İNCELEME SONUCU: kimlik görüntüsüne yönelik olarak ilgili kişinin açık rızasının alınmadığı, genel ilkelere uyulmadığı ve ilgili kişinin haklarına riayet edilmediği gerekçesiyle veri işleme faaliyetinin hukuka aykırı olduğu, bu çerçevede kişisel verilerin hukuka aykırı işlenmesini önlemek amacıyla uygun güvenlik düzeyini temin etmeye yönelik gerekli her türlü teknik ve idari tedbirleri almak zorunda olan veri sorumlusunun veri güvenliğine ilişkin yükümlülüğüne aykırı davrandığı tespit edilmiştir.

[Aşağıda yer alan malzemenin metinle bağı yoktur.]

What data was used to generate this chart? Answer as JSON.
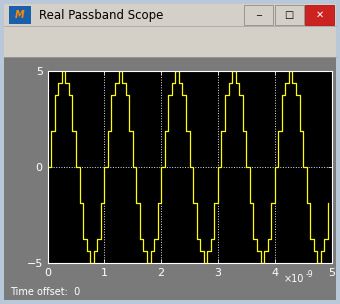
{
  "title": "Real Passband Scope",
  "signal_color": "#ffff00",
  "plot_bg": "#000000",
  "window_bg": "#7a7a7a",
  "frame_outer": "#b8c8d8",
  "titlebar_bg": "#d4d0c8",
  "toolbar_bg": "#d4d0c8",
  "axis_text_color": "#ffffff",
  "bottom_text_color": "#ffffff",
  "grid_color": "#ffffff",
  "xlim": [
    0,
    5
  ],
  "ylim": [
    -5,
    5
  ],
  "xticks": [
    0,
    1,
    2,
    3,
    4,
    5
  ],
  "yticks": [
    -5,
    0,
    5
  ],
  "time_offset_label": "Time offset:  0",
  "duration": 5e-09,
  "carrier_freq": 1000000000.0,
  "amplitude": 5.0,
  "num_steps": 16,
  "figwidth": 3.4,
  "figheight": 3.04,
  "dpi": 100
}
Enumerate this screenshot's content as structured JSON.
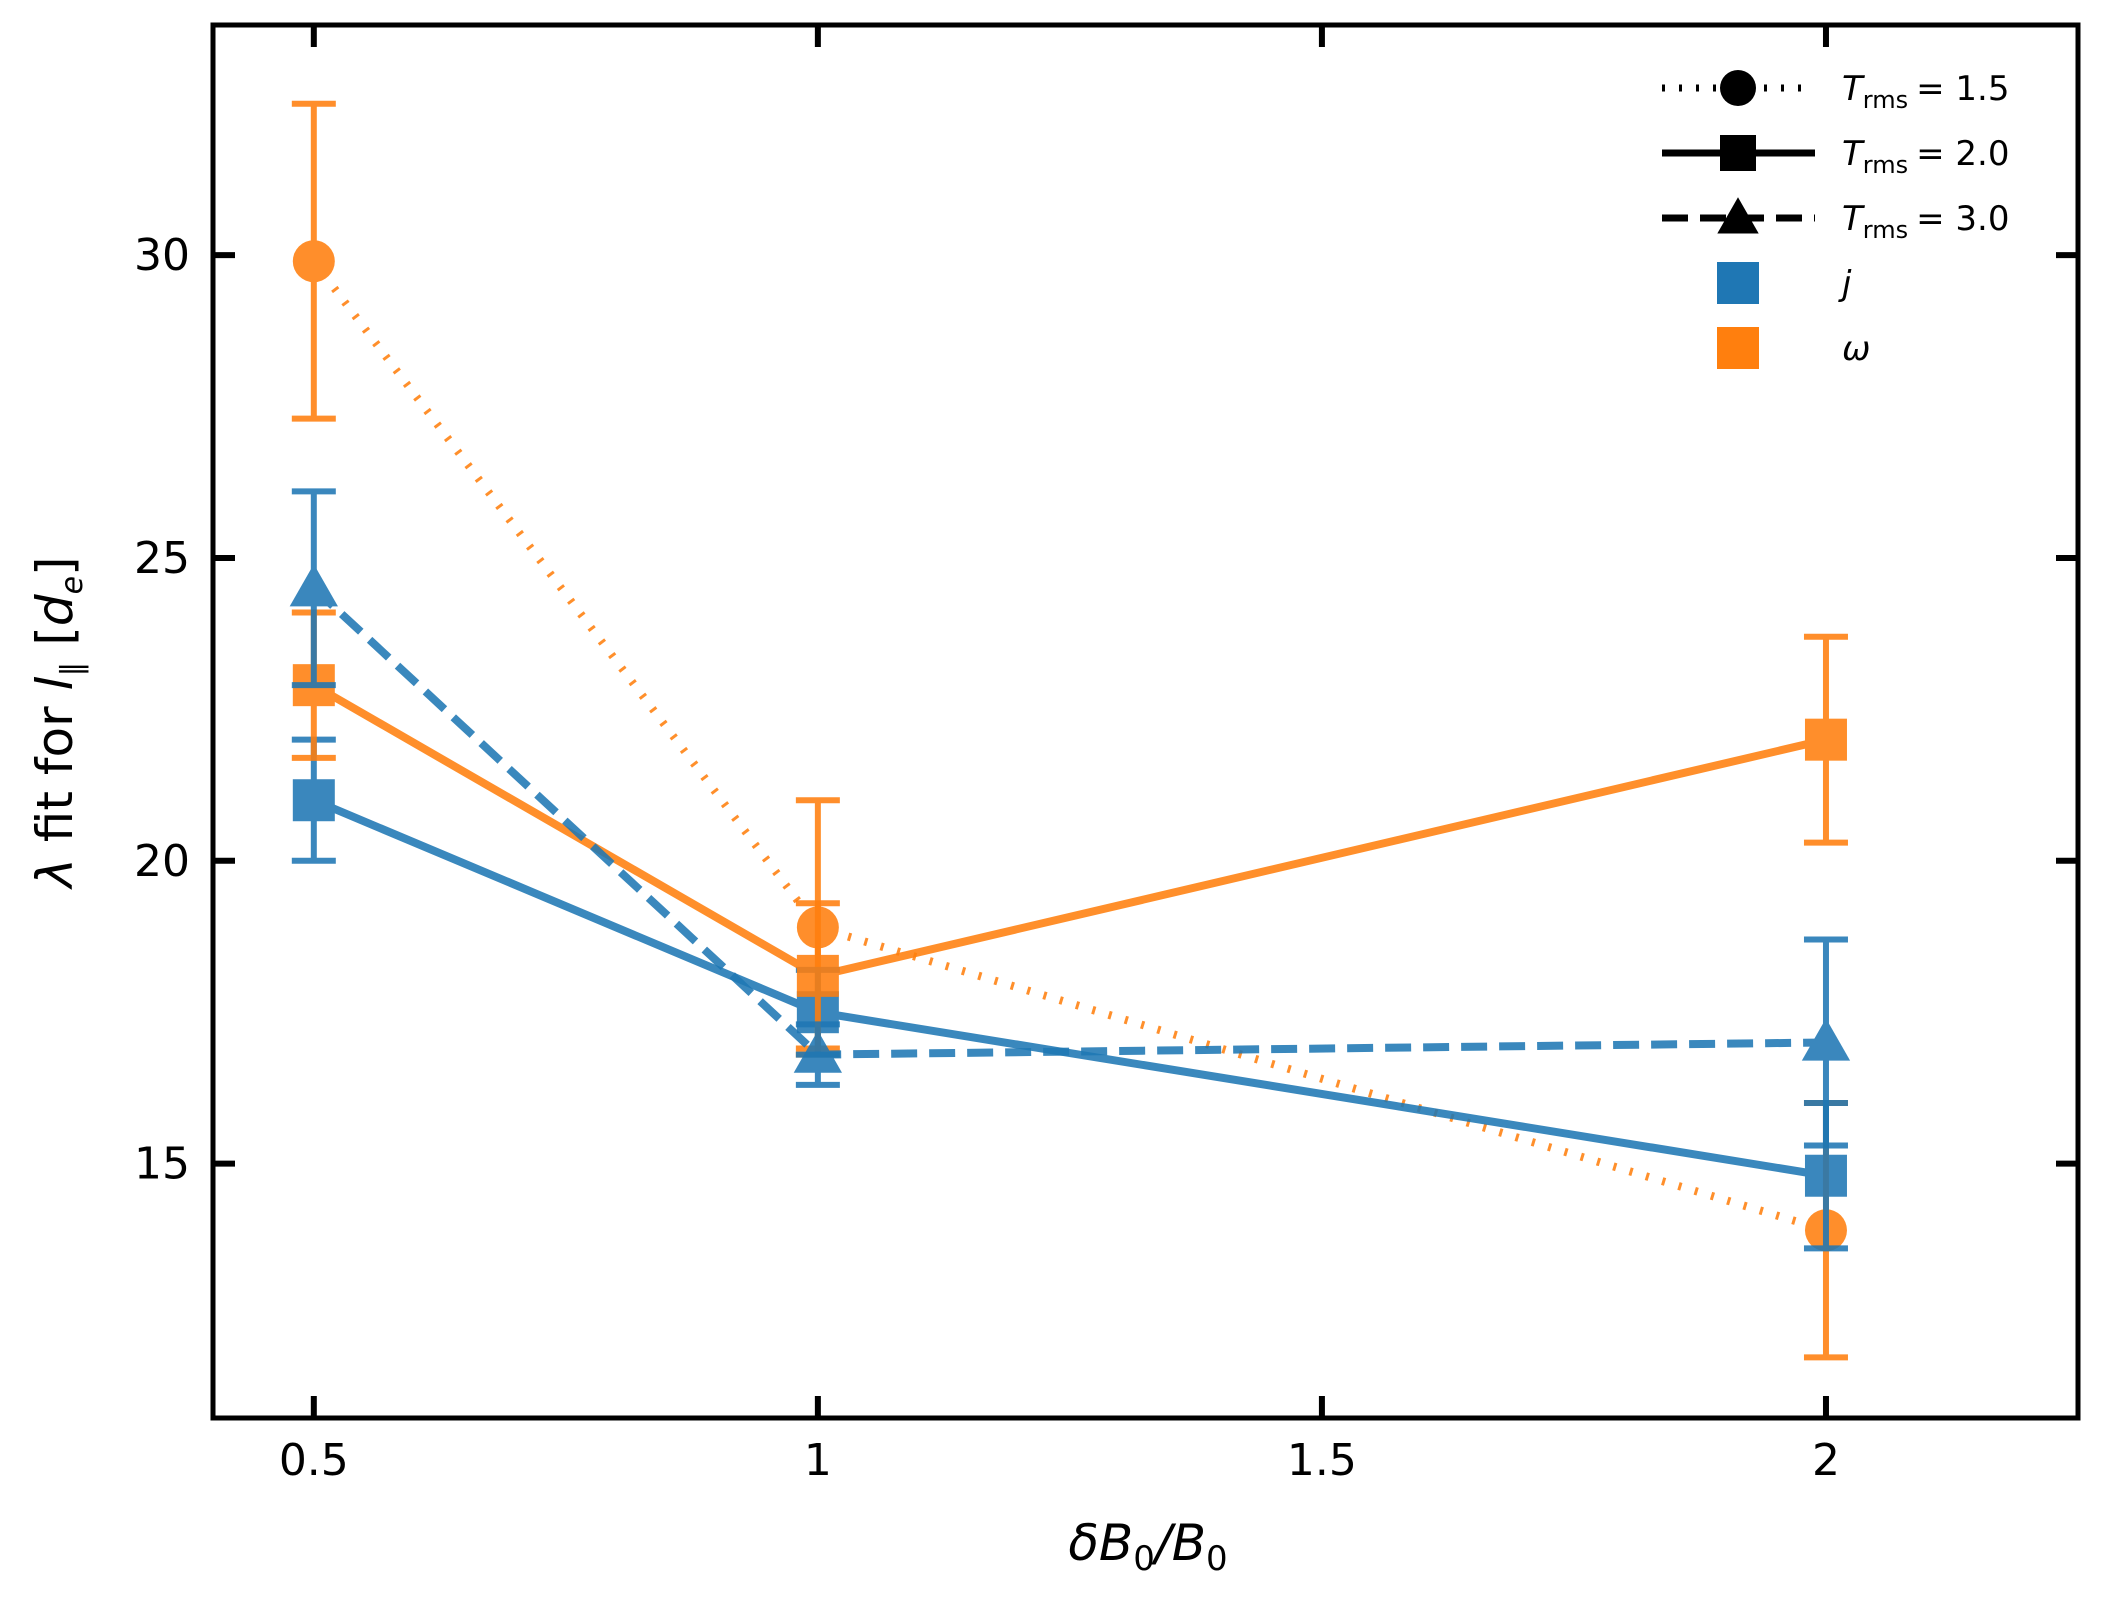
{
  "chart_data": {
    "type": "line",
    "xlabel": "δB0/B0",
    "ylabel": "λ fit for l∥ [de]",
    "xlim": [
      0.4,
      2.25
    ],
    "ylim": [
      10.8,
      33.8
    ],
    "xticks": [
      0.5,
      1,
      1.5,
      2
    ],
    "xtick_labels": [
      "0.5",
      "1",
      "1.5",
      "2"
    ],
    "yticks": [
      15,
      20,
      25,
      30
    ],
    "ytick_labels": [
      "15",
      "20",
      "25",
      "30"
    ],
    "grid": false,
    "legend_position": "top-right",
    "colors": {
      "j": "#1f77b4",
      "omega": "#ff7f0e"
    },
    "legend": [
      {
        "label": "T",
        "sub": "rms",
        "value": "= 1.5",
        "style": "dotted",
        "marker": "circle"
      },
      {
        "label": "T",
        "sub": "rms",
        "value": "= 2.0",
        "style": "solid",
        "marker": "square"
      },
      {
        "label": "T",
        "sub": "rms",
        "value": "= 3.0",
        "style": "dashed",
        "marker": "triangle"
      },
      {
        "label": "j",
        "style": "patch",
        "color": "#1f77b4"
      },
      {
        "label": "ω",
        "style": "patch",
        "color": "#ff7f0e"
      }
    ],
    "series": [
      {
        "name": "ω, Trms = 1.5",
        "quantity": "omega",
        "trms": 1.5,
        "style": "dotted",
        "marker": "circle",
        "x": [
          0.5,
          1,
          2
        ],
        "y": [
          29.9,
          18.9,
          13.9
        ],
        "err": [
          2.6,
          2.1,
          2.1
        ]
      },
      {
        "name": "j, Trms = 2.0",
        "quantity": "j",
        "trms": 2.0,
        "style": "solid",
        "marker": "square",
        "x": [
          0.5,
          1,
          2
        ],
        "y": [
          21.0,
          17.5,
          14.8
        ],
        "err": [
          1.0,
          0.7,
          1.2
        ]
      },
      {
        "name": "ω, Trms = 2.0",
        "quantity": "omega",
        "trms": 2.0,
        "style": "solid",
        "marker": "square",
        "x": [
          0.5,
          1,
          2
        ],
        "y": [
          22.9,
          18.1,
          22.0
        ],
        "err": [
          1.2,
          1.2,
          1.7
        ]
      },
      {
        "name": "j, Trms = 3.0",
        "quantity": "j",
        "trms": 3.0,
        "style": "dashed",
        "marker": "triangle",
        "x": [
          0.5,
          1,
          2
        ],
        "y": [
          24.5,
          16.8,
          17.0
        ],
        "err": [
          1.6,
          0.5,
          1.7
        ]
      }
    ]
  }
}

Kanunun 12 (1) numaralı fıkrasında yer alan veri güvenliğine ilişkin yükümlülükleri yerine getirmediği değerlendirilen Veri Sorumlusu hakkında Kanunun 18(1)(b) bendi uyarınca 100.000 TL idari para cezası uygulanmasına, Veri sorumlusunun Kurumumuza ilettiği yazıda, kişisel verilerinin silindiği hususunda ilgili kişinin bilgilendirileceğini belirtmiş olmasına rağmen, inceleme sürecinde bu bilgilendirmenin yapıldığına dair taraflardan gelen herhangi bir bildirim olmadığı dikkate alındığında, ilgili kişinin kimlik görüntüsünü içeren kişisel ve özel nitelikli kişisel verilerinin veri sorumlusu ve veri işleyenlerin sistemlerinden silindiği bilgisinin ilgili kişiye bildirilerek Kurumumuza bilgi verilmesi, önceden bildirildi ise bunu tevsik edecek bilgi ve belgelerin Kurumumuza iletilmesi konusunda veri sorumlusunun talimatlandırılmasına, sadakat kart uygulaması ve diğer hizmetlerin sunulması sürecinde kendi adına veya bir başkası adına kişisel verilere ilişkin talepte bulunan kişilerin kimliklerinin teyit edilmesi noktasında uygulanacak yöntem ve bu durumda işlenecek kişisel verilere ilişkin kurumsal düzenlemeleri Kanun kapsamında gözden geçirerek, ilgili birimleri ile veri işleyenleri bilgilendirmesi hususunda veri sorumlusunun talimatlandırılmasına karar verilmiştir.